Evelyn Deno, (1970) dan
Ronald L Taylor, (1984) menjelaskan system layanan pendidikan bagi anak luar
biasa (termasuk anak tunadaksa) yang bervariasi, mulai dari sistem pendidikan
di kelas dan sekolah reguler/umum sampai pendidikan yang diberikan disuatu
rumah sakit, bahkan sampai pada bentuk layanan yang tidak memiliki makna
edukasi sama sekali, yakni layanan yang diberikan kepada anak-anak tunadaksa
dalam perawatan medis dan bantuan pemenuhan kebutuhan sehari-hari.
Dari kenyataan di
lapangan bahwa anak tunadaksa memiliki problema penyerta. Problema penyerta ini
berbeda-beda antara seorang anak tunadaksa yang satu dengan anak tunadaksa yang
lainnya, tergantung dari pada penyebab ketunaannya, berat ringannya
ketunaannya. Atas dasar kondisi anak tunadaksa tersebut, maka model pelayanan
pendidikannya dibagi pada “Sekolah Khusus” dan “Sekolah Terpadu/Inklusi”.
E.
Sekolah Khusus
Pelayanan pendidikan
bagi anak tunadaksa di sekolah khusus ini diperuntukkan bagi anak yang
mempunyai problema lebih berat, baik problema penyerta intelektualnya seperti
retardasi mental maupun problema penyerta kesulitan lokomosi (gerakan) dan
emosinya.
Di sekolah khusus ini
pelayanan pendidikannya dibagi menjadi dua unit, yaitu unit sekolah khusus bagi
anak tunadaksa ringan, dan unit sekolah khusus bagi anak tunadaksa sedang.

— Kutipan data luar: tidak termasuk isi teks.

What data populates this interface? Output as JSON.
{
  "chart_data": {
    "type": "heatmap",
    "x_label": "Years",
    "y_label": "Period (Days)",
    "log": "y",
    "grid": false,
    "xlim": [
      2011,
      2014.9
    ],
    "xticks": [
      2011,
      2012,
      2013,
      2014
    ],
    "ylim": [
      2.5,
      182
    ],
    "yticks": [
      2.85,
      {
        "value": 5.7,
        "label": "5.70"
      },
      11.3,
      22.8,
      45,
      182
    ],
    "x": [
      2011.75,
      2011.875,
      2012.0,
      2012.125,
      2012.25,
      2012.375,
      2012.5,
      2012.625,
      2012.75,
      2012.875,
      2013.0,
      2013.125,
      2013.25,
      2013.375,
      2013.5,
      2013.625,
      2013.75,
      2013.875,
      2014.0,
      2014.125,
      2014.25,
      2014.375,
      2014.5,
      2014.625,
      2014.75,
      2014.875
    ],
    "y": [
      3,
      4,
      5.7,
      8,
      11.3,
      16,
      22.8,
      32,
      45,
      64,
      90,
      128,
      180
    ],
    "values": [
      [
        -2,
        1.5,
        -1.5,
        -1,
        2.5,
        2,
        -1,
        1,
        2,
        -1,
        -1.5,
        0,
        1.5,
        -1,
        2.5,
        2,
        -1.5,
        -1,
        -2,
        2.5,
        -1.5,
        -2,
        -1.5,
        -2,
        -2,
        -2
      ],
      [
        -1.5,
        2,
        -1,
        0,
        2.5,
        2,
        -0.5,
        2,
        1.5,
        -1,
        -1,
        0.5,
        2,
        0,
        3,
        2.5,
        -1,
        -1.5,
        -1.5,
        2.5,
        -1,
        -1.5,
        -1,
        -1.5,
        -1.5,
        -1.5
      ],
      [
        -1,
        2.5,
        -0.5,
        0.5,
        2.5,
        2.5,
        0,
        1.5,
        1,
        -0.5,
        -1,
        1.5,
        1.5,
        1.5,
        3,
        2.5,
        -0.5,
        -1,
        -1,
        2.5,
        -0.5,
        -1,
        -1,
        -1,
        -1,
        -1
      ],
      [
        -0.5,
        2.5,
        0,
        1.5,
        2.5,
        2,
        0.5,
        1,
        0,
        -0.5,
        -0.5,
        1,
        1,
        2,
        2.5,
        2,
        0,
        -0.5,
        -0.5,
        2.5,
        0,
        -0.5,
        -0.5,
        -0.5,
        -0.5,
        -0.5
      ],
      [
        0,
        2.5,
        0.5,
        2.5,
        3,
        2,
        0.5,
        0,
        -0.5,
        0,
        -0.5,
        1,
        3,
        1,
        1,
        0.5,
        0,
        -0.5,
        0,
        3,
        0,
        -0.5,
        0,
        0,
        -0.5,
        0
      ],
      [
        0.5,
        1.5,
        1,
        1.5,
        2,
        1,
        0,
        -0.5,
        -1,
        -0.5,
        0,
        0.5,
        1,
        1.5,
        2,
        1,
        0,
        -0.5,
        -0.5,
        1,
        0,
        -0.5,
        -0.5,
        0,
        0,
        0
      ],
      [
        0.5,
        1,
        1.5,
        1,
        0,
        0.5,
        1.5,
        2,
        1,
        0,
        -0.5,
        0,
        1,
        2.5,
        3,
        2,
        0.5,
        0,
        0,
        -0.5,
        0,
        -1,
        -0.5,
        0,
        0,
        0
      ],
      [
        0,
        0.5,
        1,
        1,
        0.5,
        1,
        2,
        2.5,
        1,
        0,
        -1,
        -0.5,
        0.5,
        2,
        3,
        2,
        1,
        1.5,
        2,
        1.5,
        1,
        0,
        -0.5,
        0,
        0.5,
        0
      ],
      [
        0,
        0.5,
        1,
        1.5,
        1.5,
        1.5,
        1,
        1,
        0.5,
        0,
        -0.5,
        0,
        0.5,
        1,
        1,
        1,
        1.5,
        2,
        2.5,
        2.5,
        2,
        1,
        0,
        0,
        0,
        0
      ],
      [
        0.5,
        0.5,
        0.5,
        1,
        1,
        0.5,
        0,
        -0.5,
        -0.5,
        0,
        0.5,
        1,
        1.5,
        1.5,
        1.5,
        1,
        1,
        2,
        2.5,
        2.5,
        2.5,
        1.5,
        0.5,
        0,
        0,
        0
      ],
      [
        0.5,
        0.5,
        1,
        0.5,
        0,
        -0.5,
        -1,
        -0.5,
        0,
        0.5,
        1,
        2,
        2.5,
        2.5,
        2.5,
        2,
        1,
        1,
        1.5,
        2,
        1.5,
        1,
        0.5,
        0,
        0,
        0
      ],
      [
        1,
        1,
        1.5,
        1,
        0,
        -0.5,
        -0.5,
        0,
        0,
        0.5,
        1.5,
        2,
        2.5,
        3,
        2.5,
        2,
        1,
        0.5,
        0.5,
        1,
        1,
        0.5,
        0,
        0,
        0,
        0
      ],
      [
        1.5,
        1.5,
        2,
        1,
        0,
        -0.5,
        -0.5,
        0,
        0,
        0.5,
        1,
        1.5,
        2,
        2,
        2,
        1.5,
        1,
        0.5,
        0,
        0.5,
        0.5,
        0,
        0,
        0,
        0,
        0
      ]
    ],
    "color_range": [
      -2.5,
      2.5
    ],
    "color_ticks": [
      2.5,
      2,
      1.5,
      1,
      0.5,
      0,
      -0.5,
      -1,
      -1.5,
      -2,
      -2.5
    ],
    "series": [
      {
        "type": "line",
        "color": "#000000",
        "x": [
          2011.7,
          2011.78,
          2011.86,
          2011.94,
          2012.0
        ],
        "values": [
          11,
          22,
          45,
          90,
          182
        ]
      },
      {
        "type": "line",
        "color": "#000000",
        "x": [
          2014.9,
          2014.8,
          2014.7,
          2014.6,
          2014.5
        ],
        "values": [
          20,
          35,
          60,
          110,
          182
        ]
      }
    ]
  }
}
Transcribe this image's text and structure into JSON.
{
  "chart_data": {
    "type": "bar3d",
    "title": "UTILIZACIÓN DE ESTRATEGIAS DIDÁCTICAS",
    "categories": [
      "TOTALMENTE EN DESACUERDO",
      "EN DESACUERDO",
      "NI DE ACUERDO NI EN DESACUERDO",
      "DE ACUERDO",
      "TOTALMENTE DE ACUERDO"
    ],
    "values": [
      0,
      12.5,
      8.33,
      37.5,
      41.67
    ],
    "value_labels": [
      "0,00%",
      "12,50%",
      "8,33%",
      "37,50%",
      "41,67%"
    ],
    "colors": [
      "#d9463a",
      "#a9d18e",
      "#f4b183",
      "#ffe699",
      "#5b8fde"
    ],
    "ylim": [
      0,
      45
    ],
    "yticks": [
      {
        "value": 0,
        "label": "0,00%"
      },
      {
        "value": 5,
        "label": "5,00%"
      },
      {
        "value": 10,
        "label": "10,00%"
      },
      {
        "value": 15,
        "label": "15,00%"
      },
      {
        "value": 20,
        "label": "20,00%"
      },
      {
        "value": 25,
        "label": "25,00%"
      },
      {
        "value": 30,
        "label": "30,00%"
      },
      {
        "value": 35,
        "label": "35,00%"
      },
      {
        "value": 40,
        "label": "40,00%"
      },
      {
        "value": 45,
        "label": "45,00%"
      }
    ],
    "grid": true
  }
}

1. Sekolah Khusus untuk Anak Tunadaksa Ringan (SLB-D)
Pelayanan
pendidikan diunit tunadaksa ringan atau SLB-D diperlukan bagi anak tunadaksa yang
tidak mempunyai problema penyerta retardasi mental, yaitu anak tunadaksa yang
mempunyai intelektual rata-rata atau bahkan di atas rata-rata intelektual anak
normal. Namun anak kelompok ini belum ditempatkan di sekolah terpadu/sekolah
umum karena anak masih memerlukan terapi-terapi, seperti fisio terapi, speech
therapy, occuppational therapy dan atau terapi yang lain. Dapat juga terjadi
anak tunadaksa tidak ditempatkan di sekolah reguler karena derajad kecacatannya
terlalu berat.
2. Sekolah Khusus untuk Anak Tunadaksa Sedang
(SLB-D1)
Pelayanan
pendidikan diunit ini, diperuntukkan bagi anak tunadaksa yang mempunyai
problema seperti, emosi, persepsi atau campuran dari ketiganya disertai
problema penyerta retardasi mental. Kelompok anak tunadaksa sedang ini mempunyai
intelektual di bawah rata-rata anak normal.
F. Sekolah
Terpadu/Inklusi
Bagi anak tunadaksa dengan problema penyerta relatif
ringan, dan tidak disertai dengan problema penyerta retardasi mental akan
sangat baik jika sedini mungkin pelayanan pendidikannya disatukan dengan
anak-anak normal lainnya di sekolah reguler/sekolah umum. Karena anak tunadaksa
tersebut sudah dapat mengatasi problema fisik maupun intelektual serta
emosionalnya.
Namun walaupun kondisi penyerta anak tunadaksa cukup
ringan, sekolah reguler yang ditunjuk untuk melayani pendidikannya perlu
persiapan yang matang terlebih dahulu, baik persiapan sarana maupun
prasarananya. Seperti persiapan aksesibilitas misalnya meminimalkan trap-trap atau
tangga-tangga.
Jika memungkinkan dibuatkan ramp-ramp untuk akses
kursi roda, atau bagi anak yang khusus menggunakan alat bantu jalan lainnya
seperti kruk atau wolker. Bentuk meja atau kursi belajar disesuaikan dengan
kondisi anak. Hal demikian memerlukan persiapan yang lebih terencana, sehingga
tidak menimbulkan problema tambahan bagi anak tunadaksa. Juga bentuk toilet,
kloset harus dapat dipergunakan bagi anak yang menggunakan kursi roda.
Disamping itu sistem guru kunjung dapat membantu memecahkan permasalahan yang
mungkin timbul pada anak tunadaksa dikemudian hari.